RL Weekly 18: Survey of Domain Randomization Techniques for Sim-to-Real Transfer, and Evaluating Deep RL with ToyBox
Domain Randomization for Sim2Real Transfer
What it is
Lilian Weng, a researcher at OpenAI, wrote a blog post summarizing various Domain Randomization methods for Sim-to-Real transfer. Sim-to-Real is a method of pretraining agents in simulated environments and fine-tuning them in the real world. Domain Randomization is a technique of creating a variety of simulation environments by randomizing various properties. By training a model that performs well on all these environments, we expect that the model will also perform well on real environment.
The blog post explains the reasoning behind domain randomization, and introduces Uniform Domain Randomization and Guided Domain Randomization. Uniform Domain Randomization uniformly samples various simulation parameters to randomize the environment. Guided Domain Randomization replaces the uniform sampling and “guides” parameters so that the randomized simulated environments are realistic.
Why it matters
In many real application of RL (especially robotics), it is impractical to train the agent in the real world, as the real world cannot be sped up. This is especially the case for robotics, since robots are expensive and can wear out from numerous operations. Thus, sim-to-real techniques are essential methods to increase real-world sample efficiency. Among various sim-to-real methods, domain randomization is particularly attractive as it requires little to no real data.
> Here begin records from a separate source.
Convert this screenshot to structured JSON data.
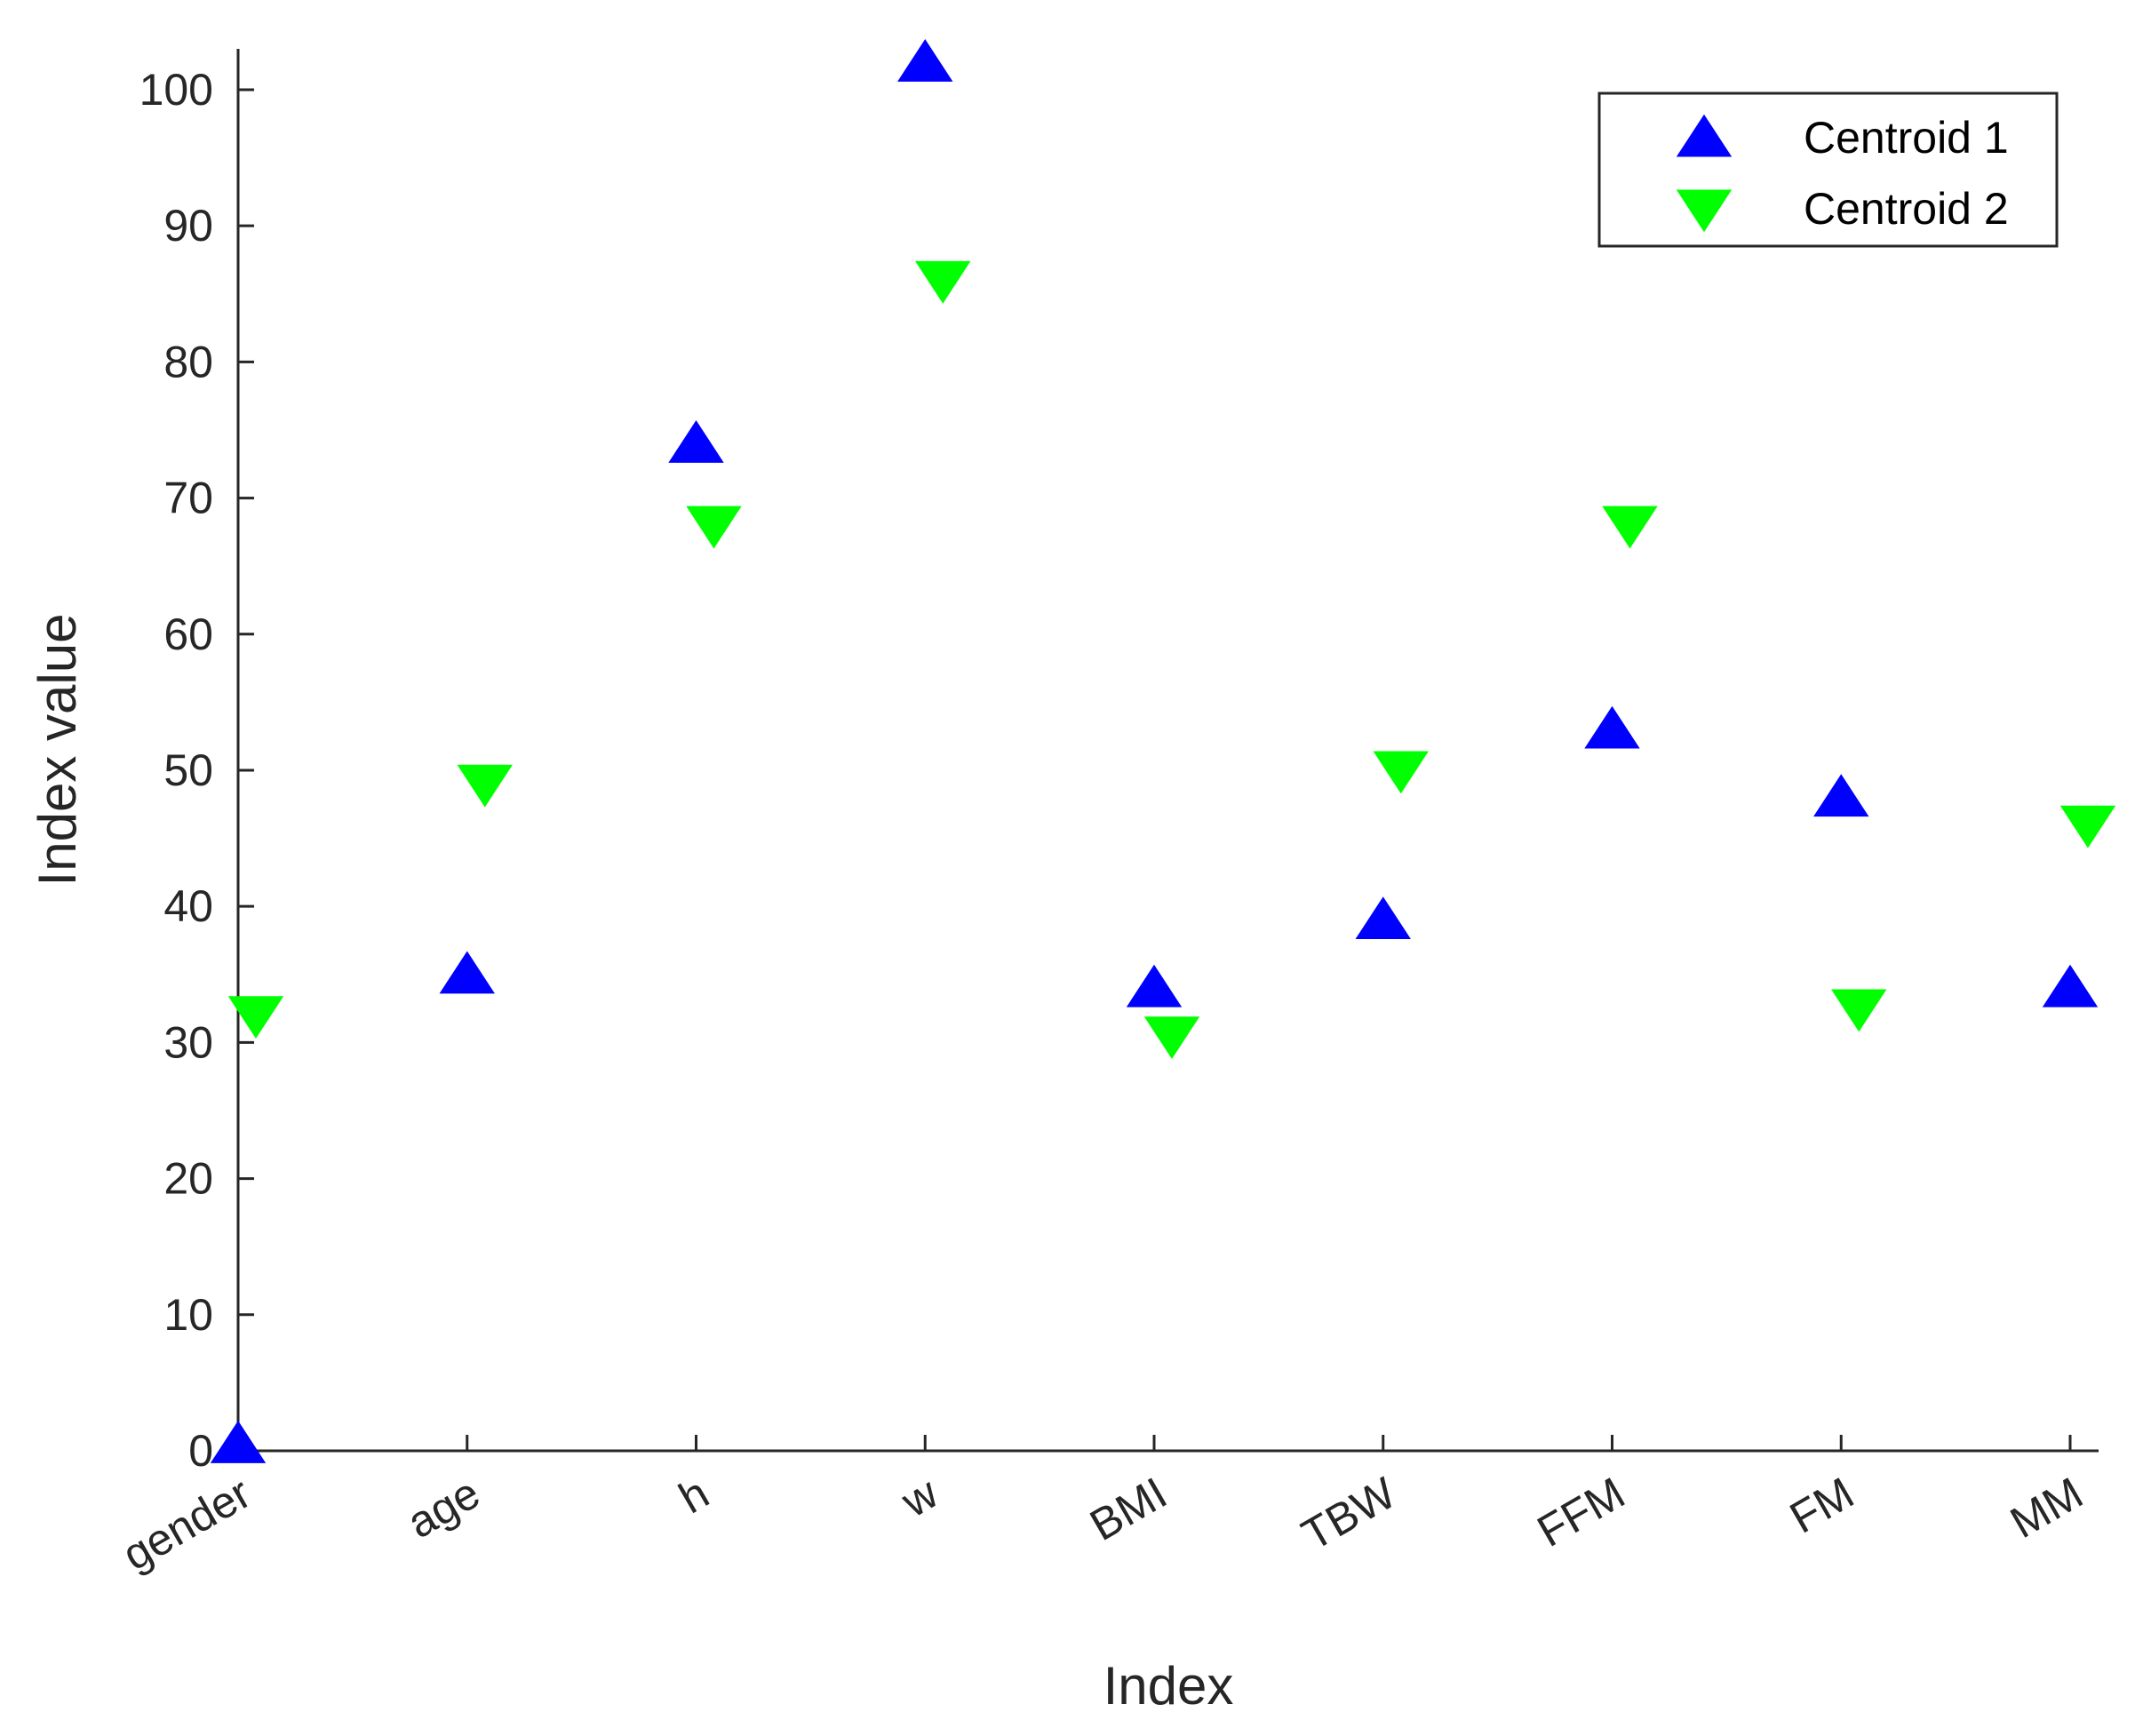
{
  "chart_data": {
    "type": "scatter",
    "title": "",
    "xlabel": "Index",
    "ylabel": "Index value",
    "categories": [
      "gender",
      "age",
      "h",
      "w",
      "BMI",
      "TBW",
      "FFM",
      "FM",
      "MM"
    ],
    "ylim": [
      0,
      103
    ],
    "yticks": [
      0,
      10,
      20,
      30,
      40,
      50,
      60,
      70,
      80,
      90,
      100
    ],
    "grid": false,
    "legend_position": "top-right",
    "series": [
      {
        "name": "Centroid 1",
        "marker": "triangle-up",
        "color": "#0000ff",
        "values": [
          0.5,
          35,
          74,
          102,
          34,
          39,
          53,
          48,
          34
        ]
      },
      {
        "name": "Centroid 2",
        "marker": "triangle-down",
        "color": "#00ff00",
        "values": [
          32,
          49,
          68,
          86,
          30.5,
          50,
          68,
          32.5,
          46
        ]
      }
    ]
  }
}
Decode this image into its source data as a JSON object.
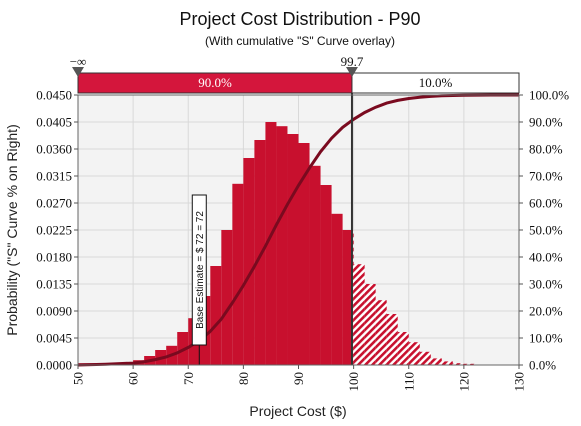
{
  "chart_data": {
    "type": "bar",
    "title": "Project Cost Distribution - P90",
    "subtitle": "(With cumulative \"S\" Curve overlay)",
    "xlabel": "Project Cost ($)",
    "ylabel": "Probability (\"S\" Curve % on Right)",
    "xlim": [
      50,
      130
    ],
    "ylim": [
      0,
      0.045
    ],
    "y2lim": [
      0,
      100
    ],
    "x_ticks": [
      "50",
      "60",
      "70",
      "80",
      "90",
      "100",
      "110",
      "120",
      "130"
    ],
    "y_ticks": [
      "0.0000",
      "0.0045",
      "0.0090",
      "0.0135",
      "0.0180",
      "0.0225",
      "0.0270",
      "0.0315",
      "0.0360",
      "0.0405",
      "0.0450"
    ],
    "y2_ticks": [
      "0.0%",
      "10.0%",
      "20.0%",
      "30.0%",
      "40.0%",
      "50.0%",
      "60.0%",
      "70.0%",
      "80.0%",
      "90.0%",
      "100.0%"
    ],
    "bin_width": 2,
    "bins": [
      {
        "x": 50,
        "value": 0.0003
      },
      {
        "x": 52,
        "value": 0.0003
      },
      {
        "x": 54,
        "value": 0.0003
      },
      {
        "x": 56,
        "value": 0.0004
      },
      {
        "x": 58,
        "value": 0.0004
      },
      {
        "x": 60,
        "value": 0.0008
      },
      {
        "x": 62,
        "value": 0.0015
      },
      {
        "x": 64,
        "value": 0.0025
      },
      {
        "x": 66,
        "value": 0.0032
      },
      {
        "x": 68,
        "value": 0.0055
      },
      {
        "x": 70,
        "value": 0.0078
      },
      {
        "x": 72,
        "value": 0.0115
      },
      {
        "x": 74,
        "value": 0.0165
      },
      {
        "x": 76,
        "value": 0.0225
      },
      {
        "x": 78,
        "value": 0.0302
      },
      {
        "x": 80,
        "value": 0.0345
      },
      {
        "x": 82,
        "value": 0.0375
      },
      {
        "x": 84,
        "value": 0.0405
      },
      {
        "x": 86,
        "value": 0.0398
      },
      {
        "x": 88,
        "value": 0.0385
      },
      {
        "x": 90,
        "value": 0.037
      },
      {
        "x": 92,
        "value": 0.0332
      },
      {
        "x": 94,
        "value": 0.03
      },
      {
        "x": 96,
        "value": 0.0252
      },
      {
        "x": 98,
        "value": 0.0225
      },
      {
        "x": 100,
        "value": 0.0168
      },
      {
        "x": 102,
        "value": 0.0135
      },
      {
        "x": 104,
        "value": 0.0108
      },
      {
        "x": 106,
        "value": 0.0085
      },
      {
        "x": 108,
        "value": 0.0055
      },
      {
        "x": 110,
        "value": 0.0038
      },
      {
        "x": 112,
        "value": 0.0022
      },
      {
        "x": 114,
        "value": 0.0011
      },
      {
        "x": 116,
        "value": 0.0006
      },
      {
        "x": 118,
        "value": 0.0003
      },
      {
        "x": 120,
        "value": 0.0002
      }
    ],
    "s_curve": {
      "x": [
        50,
        55,
        60,
        62,
        64,
        66,
        68,
        70,
        72,
        74,
        76,
        78,
        80,
        82,
        84,
        86,
        88,
        90,
        92,
        94,
        96,
        98,
        100,
        102,
        104,
        106,
        108,
        110,
        112,
        114,
        116,
        118,
        120,
        125,
        130
      ],
      "y": [
        0,
        0.3,
        0.7,
        1.2,
        2,
        3,
        4.5,
        6.5,
        9,
        12.5,
        17,
        23,
        29.5,
        36.5,
        44,
        52,
        59.5,
        66.5,
        73,
        79,
        84,
        88,
        91,
        93.5,
        95.5,
        97,
        98,
        98.7,
        99.2,
        99.5,
        99.7,
        99.8,
        99.9,
        100,
        100
      ]
    },
    "threshold": {
      "value": 99.7,
      "label": "99.7"
    },
    "left_marker_label": "−∞",
    "bands": [
      {
        "label": "90.0%",
        "color": "#d4163c"
      },
      {
        "label": "10.0%",
        "color": "#ffffff"
      }
    ],
    "base_estimate": {
      "value": 72,
      "label": "Base Estimate = $ 72 = 72"
    },
    "colors": {
      "bar": "#c8102e",
      "bar_light": "#e23a55",
      "curve": "#7a0a1f",
      "plot_bg": "#f3f3f3",
      "grid": "#d9d9d9"
    }
  }
}
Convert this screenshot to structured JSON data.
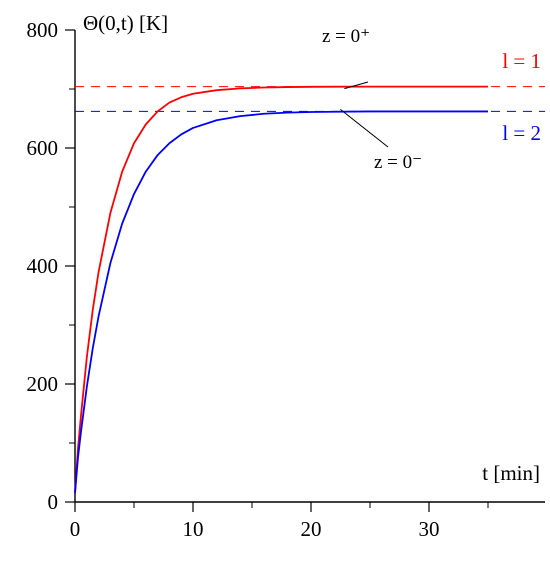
{
  "chart_data": {
    "type": "line",
    "ylabel": "Θ(0,t) [K]",
    "xlabel": "t [min]",
    "xlim": [
      0,
      35
    ],
    "ylim": [
      0,
      800
    ],
    "x_ticks": [
      0,
      10,
      20,
      30
    ],
    "y_ticks": [
      0,
      200,
      400,
      600,
      800
    ],
    "grid": false,
    "colors": {
      "l1": "#ff0000",
      "l2": "#0000ff",
      "axis": "#000000"
    },
    "series": [
      {
        "name": "l = 1",
        "color": "#ff0000",
        "asymptote": 704,
        "x": [
          0,
          0.25,
          0.5,
          1,
          1.5,
          2,
          3,
          4,
          5,
          6,
          7,
          8,
          9,
          10,
          12,
          14,
          16,
          18,
          20,
          22,
          25,
          30,
          35
        ],
        "y": [
          15,
          90,
          145,
          245,
          325,
          390,
          490,
          560,
          608,
          640,
          662,
          677,
          686,
          692,
          698,
          701,
          702.5,
          703.3,
          703.7,
          703.9,
          704,
          704,
          704
        ]
      },
      {
        "name": "l = 2",
        "color": "#0000ff",
        "asymptote": 662,
        "x": [
          0,
          0.25,
          0.5,
          1,
          1.5,
          2,
          3,
          4,
          5,
          6,
          7,
          8,
          9,
          10,
          12,
          14,
          16,
          18,
          20,
          22,
          25,
          30,
          35
        ],
        "y": [
          15,
          75,
          118,
          195,
          260,
          315,
          405,
          472,
          522,
          560,
          588,
          608,
          623,
          634,
          647,
          654,
          658,
          660,
          661,
          661.5,
          662,
          662,
          662
        ]
      }
    ],
    "annotations": [
      {
        "text": "z = 0⁺",
        "points_to": "l = 1",
        "at_x": 23,
        "at_y": 704
      },
      {
        "text": "z = 0⁻",
        "points_to": "l = 2",
        "at_x": 23,
        "at_y": 662
      }
    ],
    "series_labels": [
      {
        "text": "l = 1",
        "series": "l = 1"
      },
      {
        "text": "l = 2",
        "series": "l = 2"
      }
    ]
  }
}
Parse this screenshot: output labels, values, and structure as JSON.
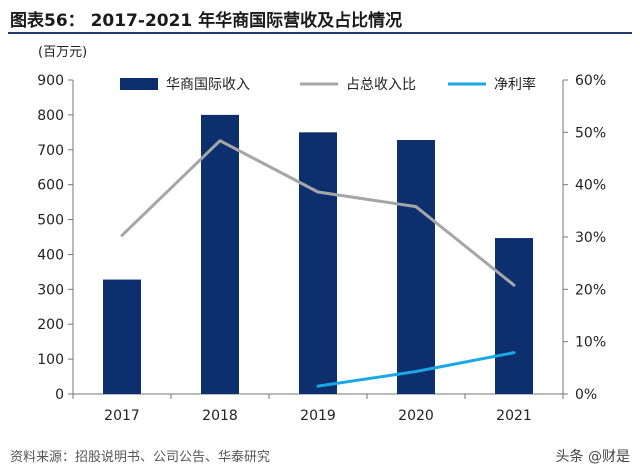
{
  "figure": {
    "title": "图表56： 2017-2021 年华商国际营收及占比情况",
    "source": "资料来源：招股说明书、公司公告、华泰研究",
    "watermark": "头条 @财是"
  },
  "chart_data": {
    "type": "bar",
    "categories": [
      "2017",
      "2018",
      "2019",
      "2020",
      "2021"
    ],
    "y_unit_label": "(百万元)",
    "ylim": [
      0,
      900
    ],
    "yticks": [
      0,
      100,
      200,
      300,
      400,
      500,
      600,
      700,
      800,
      900
    ],
    "y2lim": [
      0,
      60
    ],
    "y2ticks": [
      "0%",
      "10%",
      "20%",
      "30%",
      "40%",
      "50%",
      "60%"
    ],
    "legend_position": "top",
    "grid": false,
    "series": [
      {
        "name": "华商国际收入",
        "type": "bar",
        "axis": "left",
        "color": "#0d2f6e",
        "values": [
          328,
          800,
          750,
          728,
          447
        ]
      },
      {
        "name": "占总收入比",
        "type": "line",
        "axis": "right",
        "color": "#a6a6a6",
        "values": [
          30.3,
          48.4,
          38.6,
          35.8,
          20.8
        ]
      },
      {
        "name": "净利率",
        "type": "line",
        "axis": "right",
        "color": "#1aa7e6",
        "values": [
          null,
          null,
          1.5,
          4.3,
          7.9
        ]
      }
    ]
  }
}
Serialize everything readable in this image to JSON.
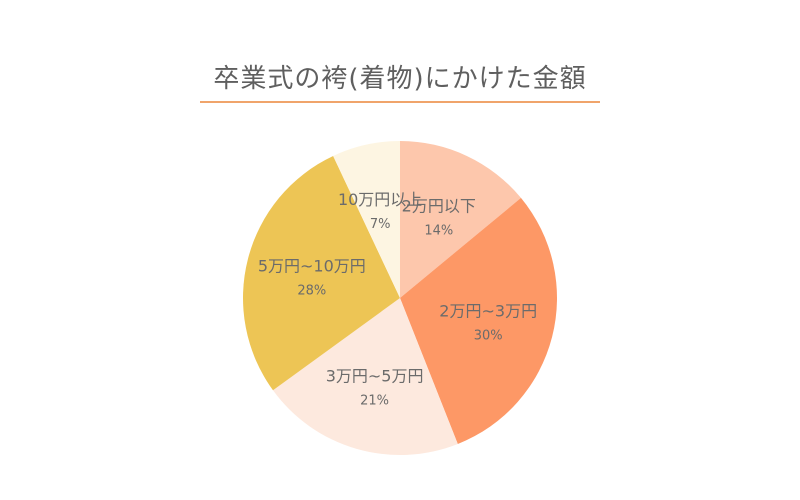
{
  "title": "卒業式の袴(着物)にかけた金額",
  "chart_data": {
    "type": "pie",
    "title": "卒業式の袴(着物)にかけた金額",
    "start_angle_deg": 0,
    "direction": "clockwise",
    "slices": [
      {
        "label": "2万円以下",
        "value": 14,
        "display": "14%",
        "color": "#fdc7ac"
      },
      {
        "label": "2万円~3万円",
        "value": 30,
        "display": "30%",
        "color": "#fd9866"
      },
      {
        "label": "3万円~5万円",
        "value": 21,
        "display": "21%",
        "color": "#fde9de"
      },
      {
        "label": "5万円~10万円",
        "value": 28,
        "display": "28%",
        "color": "#edc555"
      },
      {
        "label": "10万円以上",
        "value": 7,
        "display": "7%",
        "color": "#fdf5e2"
      }
    ]
  }
}
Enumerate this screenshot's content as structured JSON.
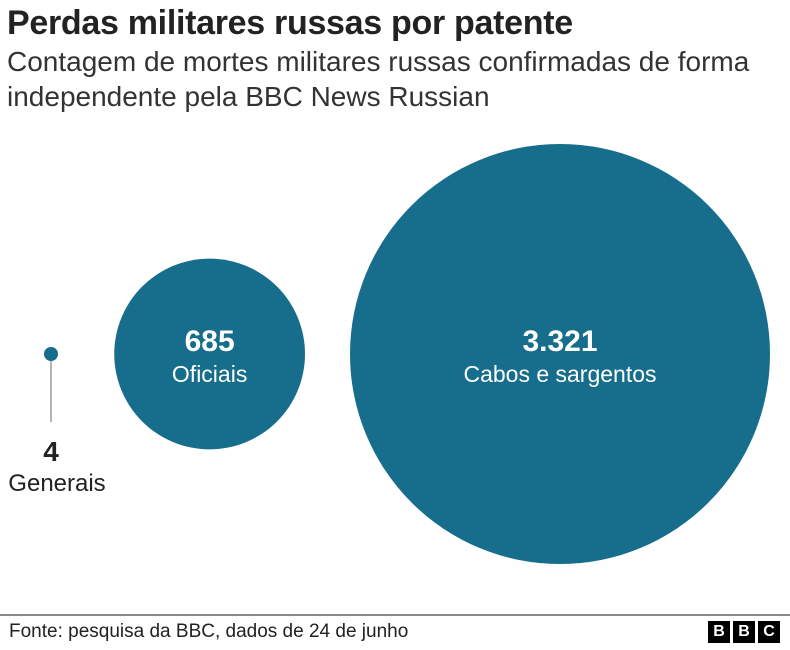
{
  "chart_data": {
    "type": "bubble",
    "title": "Perdas militares russas por patente",
    "subtitle": "Contagem de mortes militares russas confirmadas de forma independente pela BBC News Russian",
    "categories": [
      "Generais",
      "Oficiais",
      "Cabos e sargentos"
    ],
    "values": [
      4,
      685,
      3321
    ],
    "value_labels": [
      "4",
      "685",
      "3.321"
    ],
    "colors": {
      "bubble": "#176d8c",
      "label": "#ffffff",
      "outside_label": "#222222",
      "leader_line": "#9a9a9a"
    },
    "grid": false,
    "legend": "none"
  },
  "footer": {
    "source": "Fonte: pesquisa da BBC, dados de 24 de junho",
    "logo_letters": [
      "B",
      "B",
      "C"
    ]
  }
}
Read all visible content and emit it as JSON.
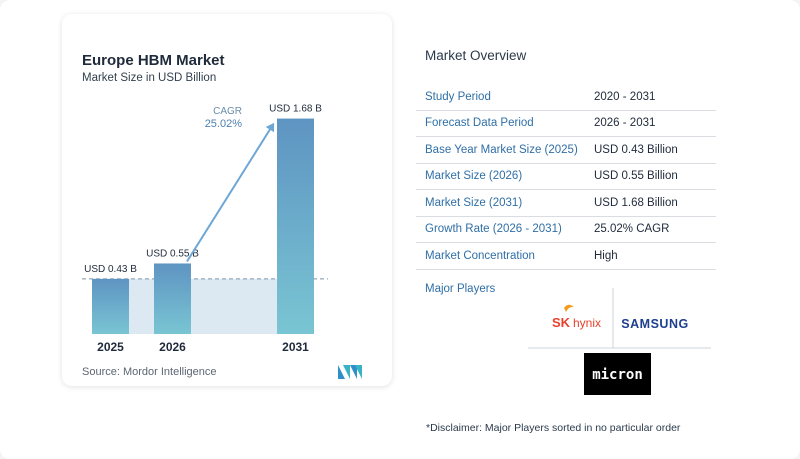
{
  "chart_data": {
    "type": "bar",
    "title": "Europe HBM Market",
    "subtitle": "Market Size in USD Billion",
    "categories": [
      "2025",
      "2026",
      "2031"
    ],
    "values": [
      0.43,
      0.55,
      1.68
    ],
    "data_labels": [
      "USD 0.43 B",
      "USD 0.55 B",
      "USD 1.68 B"
    ],
    "cagr_label": "CAGR",
    "cagr_value": "25.02%",
    "ylim": [
      0,
      1.7
    ],
    "colors": {
      "bar_top": "#5e94c2",
      "bar_bottom": "#79c5d3",
      "shade": "#dce8f2",
      "arrow": "#6ea7d6"
    }
  },
  "source": "Source:  Mordor Intelligence",
  "overview": {
    "title": "Market Overview",
    "rows": [
      {
        "k": "Study Period",
        "v": "2020 - 2031"
      },
      {
        "k": "Forecast Data Period",
        "v": "2026 - 2031"
      },
      {
        "k": "Base Year Market Size (2025)",
        "v": "USD 0.43 Billion"
      },
      {
        "k": "Market Size (2026)",
        "v": "USD 0.55 Billion"
      },
      {
        "k": "Market Size (2031)",
        "v": "USD 1.68 Billion"
      },
      {
        "k": "Growth Rate (2026 - 2031)",
        "v": "25.02% CAGR"
      },
      {
        "k": "Market Concentration",
        "v": "High"
      }
    ]
  },
  "players": {
    "title": "Major Players",
    "sk_mark": "SK",
    "sk_name": "hynix",
    "samsung": "SAMSUNG",
    "micron": "micron"
  },
  "disclaimer": "*Disclaimer: Major Players sorted in no particular order"
}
- sim2realAI: This website indexes progress of sim-to-real transfer.
ToyBox for Experimental Evaluation of Deep RL
What it is & Why it matters
The Arcade Learning Environment (ALE) has been the standard test suite for evaluating deep RL algorithms. Although ALE has accelerated the development of algorithms, it is not very customizable, making in difficult to qualitatively analyze the agent’s abilities. Researchers at University of Massachusetts Amherst created ToyBox, a faster, highly customizable, drop-in replacement for Atari Breakout, Amidar, and Space Invaders.
- Toybox: A Suite of Environments for Experimental Evaluation of Deep Reinforcement Learning (ArXiv Preprint)
- Arcade Learning Environment (GitHub Repo)
- OpenAI Gym: Atari Environments
- Revisiting the Arcade Learning Environment: Evaluation Protocols and Open Problems for General Agents
Some more exciting news in RL:
- DeepMind published Meta-learning of Sequential Strategies, reviewing the capabilities of memory-based meta-learning.
- Week 11 of UC Berkeley’s Deep Unsupervised Learning course have been published, which reviews Representation Learning in Reinforcement Learning.
- MineRL Competition page was revealed. The competition starts on June 1st.
- Task Agnostic Reinforcement Learning Workshop was held in ICLR2019. The workshop videos are up at SlidesLive!
- Researchers at KAIST showed that dimensional-wise importance sampling weight clipping can improve the performance of PPO.